What is the minimal group paradigm?

The minimal group paradigm is a series of experiments by Henri Tajfel showing that people will discriminate in favour of their own group even when group membership is based on something completely trivial, such as a preference for one painter over another. It demonstrates that the mere act of categorisation into “us” and “them” is enough to trigger bias.

How can leaders use social identity to improve team performance?

Leaders can create a shared superordinate identity that includes rather than replaces existing team identities. This means framing the larger organisation as a group worth belonging to, creating shared rituals and language, and making the overarching mission emotionally compelling. The goal is not to eliminate local identities but to nest them within a broader one.

What is the difference between social identity and personal identity?

Personal identity is who you are as an individual: your traits, skills, preferences. Social identity is who you are as a member of a group: your department, your profession, your generation, your nationality.
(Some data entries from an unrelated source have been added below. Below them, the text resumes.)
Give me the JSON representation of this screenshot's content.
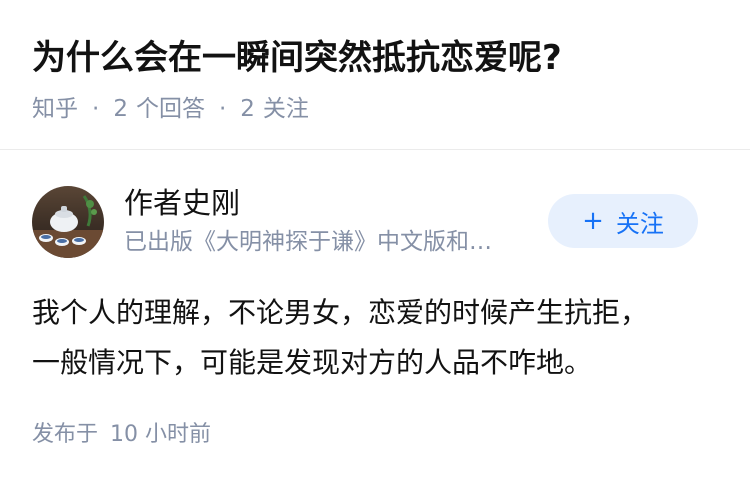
{
  "question": {
    "title": "为什么会在一瞬间突然抵抗恋爱呢?",
    "meta": {
      "source": "知乎",
      "separator": "·",
      "answers_count": "2",
      "answers_label": "个回答",
      "follows_count": "2",
      "follows_label": "关注"
    }
  },
  "answer": {
    "author": {
      "name": "作者史刚",
      "headline": "已出版《大明神探于谦》中文版和…",
      "avatar_icon": "tea-set-photo-avatar"
    },
    "follow_button": {
      "icon": "plus-icon",
      "icon_glyph": "+",
      "label": "关注"
    },
    "content": [
      "我个人的理解，不论男女，恋爱的时候产生抗拒，",
      "一般情况下，可能是发现对方的人品不咋地。"
    ],
    "publish": {
      "prefix": "发布于",
      "time": "10 小时前"
    }
  },
  "colors": {
    "title": "#121212",
    "meta": "#8590a6",
    "accent": "#1772f6",
    "follow_bg": "#e7f0fd",
    "divider": "#ebebeb"
  }
}
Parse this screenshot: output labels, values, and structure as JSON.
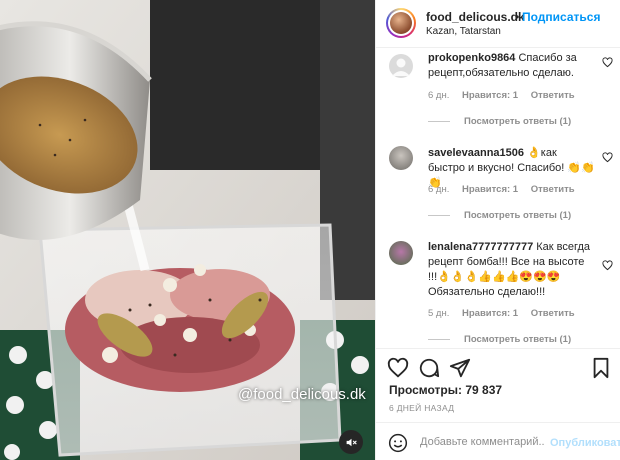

Both operate simultaneously, but social identity becomes dominant in situations where group membership is salient — such as interdepartmental meetings, mergers or competitive contexts.

Conclusion

Social identity theory reveals something uncomfortable about organisational life: the most powerful force shaping your team’s behaviour is not your strategy, your incentives, or your values statement. It is the answer to a simple question: “Who are we?”

When that question is answered well — when people feel they belong to something meaningful, when the group’s identity is secure, when the boundaries between “us” and “them” are bridged rather than reinforced — collaboration becomes natural. When it is answered badly, or not at all, you get tribalism, turf wars, and the slow death of every cross-functional initiative you try to launch.

Want to learn how to design for identity and other behavioural forces in your organisation? In the Behavioural Design Fundamentals Course you learn to apply the SUE Influence Framework to understand the hidden drivers of behaviour and design interventions that genuinely work. Rated 9.7 by 10,000+ alumni from 45 countries.

PS

At SUE our mission is to use behavioural psychology as a force for positive change. Social identity is neither good nor bad. It is the operating system of group life. The question is not whether identity shapes your organisation — it does, every single day. The question is whether you are designing for it or being blindsided by it. Once you see the tribal dynamics for what they are, you cannot unsee them. And that is when you can start building organisations where belonging and collaboration are not competing forces, but the same force.